Makhasi was speaking at the official launch of the Department of Public Service and Administration’s (DPSA’s) Future of Work (FOW) ambassadors programme on Friday.
According to the DG, out of the 1 134 443 fulltime employees in the public service, there are only 4 523 employees in ICT functions. This figure represents only 0.3% of the fulltime employees, she stated.
“If you want to run a digitisation programme in the public service, surely you need more numbers of not just young people or employees in the ICT departments, but young people or people who are open to the idea of using technology.”
During her presentation, Makhasi reflected that she was shocked to discover there’s a huge percentage of people employed in ICT functions in government who don’t even qualify to be in those roles, noting that some are at very senior levels.
“They might have the experience because they’ve been fiddling with the systems for a long time to know what’s going on, but they don’t qualify as a start. They were placed in ICT positions when these roles started.
“If there was somebody who looks like they have an interest in computers, that person was just placed in the role, so they grow into the role and the responsibilities.”
According to Makhasi, the future of work requires a public sector that is adequately skilled in ICT expertise.
In addition to the limited skillset, ICT procurement is a major stumbling block in the public service’s digitisation journey, she noted, with the centralisation of processes at the State IT Agency and the delays in the Integrated Financial Management System some of the challenges departments have to deal with.
The DG commented there’s a severe shortage of ICT capacity (warm bodies) and skills (ICT specialists) across the public service departments.
“There is a need to forecast ICT skills of the future to keep up with the rapid change – reskilling and upskilling. We need to prioritise reskilling and upskilling of public servants towards the capacitation of the ICT functions.”
There’s also a need to allow flexibility in regulations, she continued. “If a young person has a Master’s degree in an ICT specialist area − for example blockchain − and we as government want to use blockchain technology and want as many of those young people as possible, there must be an easier way to allow that to happen.
“It’s allowed to happen currently but it’s not as easy and accessible. In terms of our regulations, we need to allow that.”
She pointed out the state is usually late in planning and responding to technological developments.

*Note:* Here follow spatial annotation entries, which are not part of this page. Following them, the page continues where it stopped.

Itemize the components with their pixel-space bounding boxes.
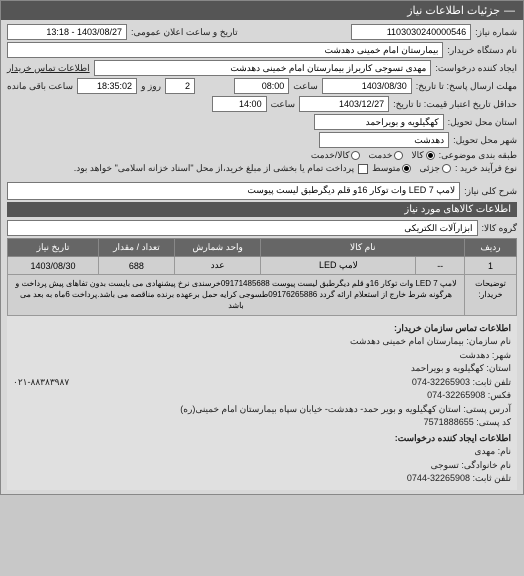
requester-label: ایجاد کننده درخواست: [435,63,517,74]
days-mid-label: روز و [141,81,161,92]
pkg-opt-c: کالا/خدمت [311,150,350,161]
cell-name: لامپ LED [261,257,416,275]
cell-dash: -- [416,257,465,275]
titlebar: — جزئیات اطلاعات نیاز [1,1,523,20]
buyer-org-label: نام دستگاه خریدار: [447,45,517,56]
note-text: لامپ LED 7 وات توکار 16و قلم دیگرطبق لیس… [8,275,465,316]
pkg-radio-c[interactable] [351,151,360,160]
col-unit: واحد شمارش [174,239,261,257]
pkg-label: طبقه بندی موضوعی: [439,150,517,161]
pkg-radio-group: کالا خدمت کالا/خدمت [311,150,435,161]
titlebar-text: جزئیات اطلاعات نیاز [407,4,500,17]
time-remain-field: 18:35:02 [77,78,137,94]
c-lname: تسوجی [431,460,459,470]
group-label: گروه کالا: [482,223,517,234]
valid-time-field: 14:00 [212,96,267,112]
resp-time-field: 08:00 [234,78,289,94]
group-field: ابزارآلات الکتریکی [7,220,478,236]
valid-label: حداقل تاریخ اعتبار قیمت: تا تاریخ: [393,99,517,110]
desc-field: لامپ LED 7 وات توکار 16و قلم دیگرطبق لیس… [7,182,460,200]
contact-head2: اطلاعات ایجاد کننده درخواست: [13,432,511,446]
valid-date-field: 1403/12/27 [299,96,389,112]
c-post: 7571888655 [424,417,474,427]
note-label: توضیحات خریدار: [465,275,517,316]
c-addr-l: آدرس پستی: [463,404,511,414]
days-remain-field: 2 [165,78,195,94]
proc-opt-b: متوسط [372,163,400,174]
cell-date: 1403/08/30 [8,257,99,275]
proc-checkbox[interactable] [358,164,368,174]
reqno-label: شماره نیاز: [475,27,517,38]
c-tel2: 32265908-0744 [407,473,470,483]
note-row: توضیحات خریدار: لامپ LED 7 وات توکار 16و… [8,275,517,316]
pkg-radio-a[interactable] [426,151,435,160]
items-section-head: اطلاعات کالاهای مورد نیاز [7,202,517,217]
c-tel2-l: تلفن ثابت: [473,473,511,483]
province-field: کهگیلویه و بویراحمد [314,114,444,130]
buyer-org-field: بیمارستان امام خمینی دهدشت [7,42,443,58]
proc-radio-b[interactable] [402,164,411,173]
c-tel-l: تلفن ثابت: [473,377,511,387]
contact-link[interactable]: اطلاعات تماس خریدار [7,63,90,74]
contact-block: اطلاعات تماس سازمان خریدار: نام سازمان: … [7,316,517,490]
pubdate-label: تاریخ و ساعت اعلان عمومی: [131,27,238,38]
proc-opt-a: جزئی [419,163,440,174]
c-city-l: شهر: [492,350,511,360]
col-name: نام کالا [261,239,465,257]
time-remain-suf: ساعت باقی مانده [7,81,73,92]
c-tel: 32265903-074 [412,377,470,387]
c-org-l: نام سازمان: [466,336,511,346]
province-label: استان محل تحویل: [448,117,517,128]
c-addr: استان کهگیلویه و بویر حمد- دهدشت- خیابان… [180,404,461,414]
details-window: — جزئیات اطلاعات نیاز شماره نیاز: 110303… [0,0,524,495]
resp-date-field: 1403/08/30 [322,78,412,94]
c-prov: کهگیلویه و بویراحمد [411,363,484,373]
col-date: تاریخ نیاز [8,239,99,257]
city-label: شهر محل تحویل: [453,135,517,146]
c-prov-l: استان: [486,363,511,373]
resp-deadline-label: مهلت ارسال پاسخ: تا تاریخ: [416,81,517,92]
c-fax-l: فکس: [488,390,511,400]
col-qty: تعداد / مقدار [99,239,175,257]
reqno-field: 1103030240000546 [351,24,471,40]
requester-field: مهدی تسوجی کاربراز بیمارستان امام خمینی … [94,60,432,76]
pubdate-field: 1403/08/27 - 13:18 [7,24,127,40]
pkg-opt-a: کالا [411,150,423,161]
time-label-1: ساعت [293,81,318,92]
items-table: ردیف نام کالا واحد شمارش تعداد / مقدار ت… [7,238,517,316]
c-fname-l: نام: [498,446,511,456]
c-post-l: کد پستی: [476,417,511,427]
c-lname-l: نام خانوادگی: [461,460,511,470]
c-fax: 32265908-074 [427,390,485,400]
c-org: بیمارستان امام خمینی دهدشت [350,336,464,346]
titlebar-dash-icon: — [504,5,515,17]
desc-label: شرح کلی نیاز: [464,186,517,197]
c-fname: مهدی [474,446,495,456]
proc-note: پرداخت تمام یا بخشی از مبلغ خرید،از محل … [74,163,354,174]
proc-radio-group: جزئی متوسط [372,163,451,174]
col-n: ردیف [465,239,517,257]
table-row: 1 -- لامپ LED عدد 688 1403/08/30 [8,257,517,275]
pkg-opt-b: خدمت [368,150,392,161]
proc-label: نوع فرآیند خرید : [455,163,517,174]
proc-radio-a[interactable] [442,164,451,173]
time-label-2: ساعت [271,99,296,110]
cell-unit: عدد [174,257,261,275]
pkg-radio-b[interactable] [394,151,403,160]
city-field: دهدشت [319,132,449,148]
cell-qty: 688 [99,257,175,275]
c-city: دهدشت [459,350,489,360]
cell-n: 1 [465,257,517,275]
c-extra: ۰۲۱-۸۸۳۸۳۹۸۷ [13,376,69,390]
contact-head1: اطلاعات تماس سازمان خریدار: [13,322,511,336]
form-area: شماره نیاز: 1103030240000546 تاریخ و ساع… [1,20,523,494]
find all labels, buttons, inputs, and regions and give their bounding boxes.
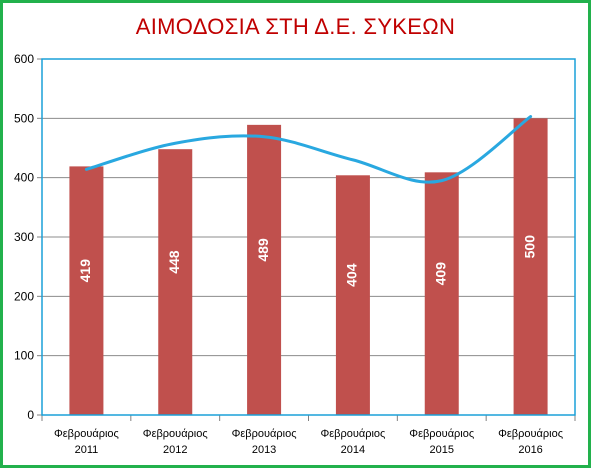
y-tick-label: 100 [14,349,34,363]
trendline [84,115,533,184]
x-category-label: 2015 [430,444,454,456]
bar-data-label: 419 [77,259,93,283]
x-category-label: 2016 [518,444,542,456]
x-category-label: 2013 [252,444,276,456]
y-tick-label: 600 [14,52,34,66]
bar [247,124,282,416]
bar-data-label: 404 [344,263,360,287]
chart-title: ΑΙΜΟΔΟΣΙΑ ΣΤΗ Δ.Ε. ΣΥΚΕΩΝ [135,14,456,39]
x-category-label: Φεβρουάριος [409,428,474,440]
y-tick-label: 500 [14,111,34,125]
bar [513,118,548,415]
y-tick-label: 200 [14,289,34,303]
x-category-label: Φεβρουάριος [54,428,119,440]
plot-area-border [41,58,576,416]
bar-data-label: 500 [521,235,537,259]
bar [158,149,193,416]
bar-data-label: 489 [255,238,271,262]
bar-data-label: 409 [432,262,448,286]
x-category-label: 2014 [341,444,365,456]
bar [69,166,104,415]
y-tick-label: 400 [14,171,34,185]
x-category-label: Φεβρουάριος [143,428,208,440]
x-category-label: 2011 [75,444,99,456]
bar-data-label: 448 [166,250,182,274]
x-category-label: Φεβρουάριος [232,428,297,440]
y-tick-label: 0 [27,408,34,422]
x-category-label: Φεβρουάριος [320,428,385,440]
x-category-label: 2012 [163,444,187,456]
bar [424,172,459,415]
x-category-label: Φεβρουάριος [498,428,563,440]
y-tick-label: 300 [14,230,34,244]
bar [335,175,370,415]
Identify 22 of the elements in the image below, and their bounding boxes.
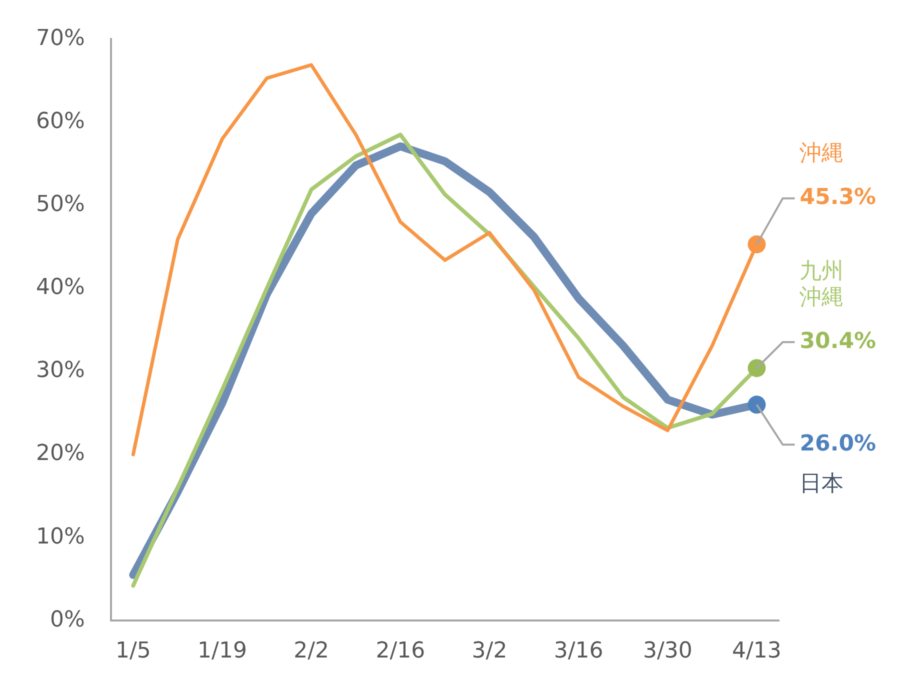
y-tick-label: 60%: [36, 108, 85, 134]
text: 沖縄: [800, 141, 844, 166]
y-tick-label: 10%: [36, 524, 85, 550]
y-tick-label: 20%: [36, 441, 85, 466]
x-tick-label: 1/19: [198, 638, 247, 664]
y-tick-label: 70%: [36, 26, 85, 51]
x-tick-label: 2/16: [376, 638, 426, 664]
x-tick-label: 2/2: [294, 638, 330, 664]
data-label: 26.0%: [800, 431, 876, 456]
y-tick-label: 0%: [50, 607, 85, 632]
y-tick-label: 40%: [36, 275, 85, 300]
y-tick-label: 50%: [36, 192, 85, 218]
x-tick-label: 4/13: [732, 638, 782, 664]
x-tick-label: 3/30: [642, 638, 692, 664]
y-tick-label: 30%: [36, 358, 85, 384]
text: 九州沖縄: [800, 258, 844, 310]
x-tick-label: 3/16: [554, 638, 604, 664]
text: 日本: [800, 471, 844, 496]
x-tick-label: 3/2: [472, 638, 508, 664]
data-label: 30.4%: [800, 328, 876, 354]
data-label: 45.3%: [800, 185, 876, 210]
x-tick-label: 1/5: [115, 638, 151, 664]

“As much as the move from a manual to digital environment can be threatening, especially to the older generation, it also presents lots of opportunities for the older and younger generation. If you are older and you are prepared to adapt and continuously develop your skills, there shouldn’t be a problem.

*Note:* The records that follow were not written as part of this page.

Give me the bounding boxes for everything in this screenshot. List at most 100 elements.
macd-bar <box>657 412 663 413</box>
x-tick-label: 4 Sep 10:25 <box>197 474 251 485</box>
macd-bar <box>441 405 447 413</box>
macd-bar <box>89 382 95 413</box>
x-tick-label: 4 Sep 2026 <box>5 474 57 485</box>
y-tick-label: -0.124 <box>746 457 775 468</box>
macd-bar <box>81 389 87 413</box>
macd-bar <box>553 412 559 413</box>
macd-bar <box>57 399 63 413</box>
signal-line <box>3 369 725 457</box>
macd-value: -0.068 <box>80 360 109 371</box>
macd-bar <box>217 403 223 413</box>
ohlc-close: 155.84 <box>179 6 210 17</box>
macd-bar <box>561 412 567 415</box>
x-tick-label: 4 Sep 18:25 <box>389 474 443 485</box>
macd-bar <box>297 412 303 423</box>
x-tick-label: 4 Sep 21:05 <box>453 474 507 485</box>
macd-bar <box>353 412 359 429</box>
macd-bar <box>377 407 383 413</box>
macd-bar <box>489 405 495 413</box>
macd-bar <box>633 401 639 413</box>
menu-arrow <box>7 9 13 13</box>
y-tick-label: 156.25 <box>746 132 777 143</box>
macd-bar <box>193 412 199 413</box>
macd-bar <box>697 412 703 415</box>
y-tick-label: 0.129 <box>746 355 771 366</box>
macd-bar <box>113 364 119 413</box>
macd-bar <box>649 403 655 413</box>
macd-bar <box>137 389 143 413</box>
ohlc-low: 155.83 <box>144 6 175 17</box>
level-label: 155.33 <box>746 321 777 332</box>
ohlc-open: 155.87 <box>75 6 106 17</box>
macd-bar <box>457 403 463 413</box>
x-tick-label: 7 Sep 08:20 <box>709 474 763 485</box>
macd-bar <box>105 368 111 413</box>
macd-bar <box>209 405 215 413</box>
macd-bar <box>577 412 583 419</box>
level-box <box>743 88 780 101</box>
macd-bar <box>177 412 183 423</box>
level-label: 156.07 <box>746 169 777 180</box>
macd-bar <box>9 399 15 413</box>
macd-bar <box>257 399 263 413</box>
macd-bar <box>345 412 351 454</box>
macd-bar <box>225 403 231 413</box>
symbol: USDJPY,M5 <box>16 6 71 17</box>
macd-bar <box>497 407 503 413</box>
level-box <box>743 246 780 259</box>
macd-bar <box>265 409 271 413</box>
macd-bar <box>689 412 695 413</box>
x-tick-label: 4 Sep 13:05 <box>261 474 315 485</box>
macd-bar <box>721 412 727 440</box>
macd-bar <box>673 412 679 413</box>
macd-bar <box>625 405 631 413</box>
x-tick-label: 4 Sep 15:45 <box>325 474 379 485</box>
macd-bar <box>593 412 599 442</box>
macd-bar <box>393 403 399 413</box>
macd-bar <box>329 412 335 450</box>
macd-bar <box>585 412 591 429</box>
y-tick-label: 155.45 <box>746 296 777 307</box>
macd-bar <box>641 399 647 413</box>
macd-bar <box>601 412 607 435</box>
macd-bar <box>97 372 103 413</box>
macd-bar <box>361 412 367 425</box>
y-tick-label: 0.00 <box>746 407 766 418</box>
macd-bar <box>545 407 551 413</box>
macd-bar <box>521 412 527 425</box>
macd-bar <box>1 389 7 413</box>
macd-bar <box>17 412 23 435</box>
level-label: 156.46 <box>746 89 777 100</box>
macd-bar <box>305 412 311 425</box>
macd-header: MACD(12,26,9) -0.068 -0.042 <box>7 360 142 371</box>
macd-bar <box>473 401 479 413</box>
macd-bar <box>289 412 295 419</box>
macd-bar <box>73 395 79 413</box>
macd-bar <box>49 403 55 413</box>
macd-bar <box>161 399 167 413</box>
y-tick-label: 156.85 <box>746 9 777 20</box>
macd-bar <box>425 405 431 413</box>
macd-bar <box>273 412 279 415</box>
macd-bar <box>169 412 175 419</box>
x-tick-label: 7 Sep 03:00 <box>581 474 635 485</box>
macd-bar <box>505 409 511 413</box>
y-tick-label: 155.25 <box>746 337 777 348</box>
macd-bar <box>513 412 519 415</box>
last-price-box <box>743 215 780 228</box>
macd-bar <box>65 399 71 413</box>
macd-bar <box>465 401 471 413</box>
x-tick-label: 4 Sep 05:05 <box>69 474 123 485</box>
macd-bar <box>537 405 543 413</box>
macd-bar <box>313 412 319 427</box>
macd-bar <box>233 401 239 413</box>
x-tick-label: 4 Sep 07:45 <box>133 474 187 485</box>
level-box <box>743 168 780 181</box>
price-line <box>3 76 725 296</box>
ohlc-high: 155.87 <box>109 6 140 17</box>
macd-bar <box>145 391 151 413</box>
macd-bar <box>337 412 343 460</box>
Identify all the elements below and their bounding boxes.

“There is a need to reskill and re-educate officials. There is just no cross-cutting culture of innovation, modernisation and professionalisation – things are done in a silo mentality.”
Makhasi reflected that the public service is faced with an aging workforce, which is why the DPSA has implemented the FOW ambassadors programme, to spur the recruitment of skilled young people into government.

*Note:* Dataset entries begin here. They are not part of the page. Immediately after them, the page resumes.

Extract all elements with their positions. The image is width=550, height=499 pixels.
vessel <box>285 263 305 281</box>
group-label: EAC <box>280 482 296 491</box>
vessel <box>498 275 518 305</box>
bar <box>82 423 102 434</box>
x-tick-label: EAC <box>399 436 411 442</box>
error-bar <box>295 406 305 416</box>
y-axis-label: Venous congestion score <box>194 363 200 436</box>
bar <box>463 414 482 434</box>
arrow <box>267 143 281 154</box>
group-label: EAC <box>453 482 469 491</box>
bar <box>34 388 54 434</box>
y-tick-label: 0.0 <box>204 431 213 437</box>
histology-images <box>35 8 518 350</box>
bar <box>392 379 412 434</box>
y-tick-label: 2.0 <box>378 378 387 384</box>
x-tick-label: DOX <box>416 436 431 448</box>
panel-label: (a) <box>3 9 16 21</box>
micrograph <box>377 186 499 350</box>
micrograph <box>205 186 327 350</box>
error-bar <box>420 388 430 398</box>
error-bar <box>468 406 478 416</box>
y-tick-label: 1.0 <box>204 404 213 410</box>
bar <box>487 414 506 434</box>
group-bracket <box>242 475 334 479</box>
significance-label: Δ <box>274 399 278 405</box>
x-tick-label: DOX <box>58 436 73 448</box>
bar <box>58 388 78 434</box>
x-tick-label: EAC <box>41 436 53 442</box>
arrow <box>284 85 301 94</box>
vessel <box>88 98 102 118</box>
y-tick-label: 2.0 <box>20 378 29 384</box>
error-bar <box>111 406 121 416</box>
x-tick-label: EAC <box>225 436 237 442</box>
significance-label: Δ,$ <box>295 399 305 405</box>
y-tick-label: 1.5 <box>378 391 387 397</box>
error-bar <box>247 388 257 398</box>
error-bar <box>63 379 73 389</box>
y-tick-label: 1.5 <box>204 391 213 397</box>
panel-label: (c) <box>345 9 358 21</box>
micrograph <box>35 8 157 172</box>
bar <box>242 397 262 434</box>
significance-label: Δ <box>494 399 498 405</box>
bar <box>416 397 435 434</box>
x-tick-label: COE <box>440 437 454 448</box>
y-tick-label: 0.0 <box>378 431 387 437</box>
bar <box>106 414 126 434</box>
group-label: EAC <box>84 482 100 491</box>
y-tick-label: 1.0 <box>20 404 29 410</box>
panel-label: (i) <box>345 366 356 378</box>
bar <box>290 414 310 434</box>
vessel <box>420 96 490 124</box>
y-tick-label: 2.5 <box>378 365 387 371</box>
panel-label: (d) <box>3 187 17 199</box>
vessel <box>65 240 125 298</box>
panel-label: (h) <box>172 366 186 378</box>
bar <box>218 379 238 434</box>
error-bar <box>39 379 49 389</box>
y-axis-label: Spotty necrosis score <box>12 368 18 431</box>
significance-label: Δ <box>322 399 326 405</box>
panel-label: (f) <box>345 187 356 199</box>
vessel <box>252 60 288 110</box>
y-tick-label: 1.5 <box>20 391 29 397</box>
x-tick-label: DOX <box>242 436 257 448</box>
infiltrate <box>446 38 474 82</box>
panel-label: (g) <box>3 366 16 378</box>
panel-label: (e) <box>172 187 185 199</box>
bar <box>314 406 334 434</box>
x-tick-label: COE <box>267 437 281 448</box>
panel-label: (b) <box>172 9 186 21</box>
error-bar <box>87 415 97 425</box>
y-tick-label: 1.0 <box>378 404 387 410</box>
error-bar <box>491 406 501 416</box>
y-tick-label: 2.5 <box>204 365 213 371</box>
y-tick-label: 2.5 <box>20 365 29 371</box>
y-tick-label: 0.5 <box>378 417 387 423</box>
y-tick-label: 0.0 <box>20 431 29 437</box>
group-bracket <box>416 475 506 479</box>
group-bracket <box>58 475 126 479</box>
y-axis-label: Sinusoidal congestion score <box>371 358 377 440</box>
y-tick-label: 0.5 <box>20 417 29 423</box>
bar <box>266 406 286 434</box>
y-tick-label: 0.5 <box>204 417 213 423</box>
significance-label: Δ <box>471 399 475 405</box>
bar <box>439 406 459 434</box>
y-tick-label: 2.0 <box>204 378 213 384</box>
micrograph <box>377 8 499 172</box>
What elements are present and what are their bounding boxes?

The initiative forms part of government’s growth path and succession planning.
She revealed there is a high number of older public servants, who are between the ages of 45 and 55, in critical positions.
According to the DG, the statistics show that of the 1.2 million fulltime public servants, the number of senior management service (SMS) members, which are directors upwards, is 9 309. Only 117 members of the SMS are below the age of 35.
“Even those 117 members, the majority are in political offices – they are not in the mainstream bureaucracy because it’s easier for young people to get into the public service at a management level through the political offices because of the recruitment approach in the political offices compared to the mainstream public service.”
She explained the annual performance plans require government to have 30% of young people in departments as a start. However, in a department like the DPSA, for example, that figure is only at 10% at the moment. “We need to reach 30% by the end of this financial year.”
Makhasi encouraged the participants of the FOW programme to review it as a mechanism not only to bring in young people, but to support those who are already in the public service system to learn as much as possible.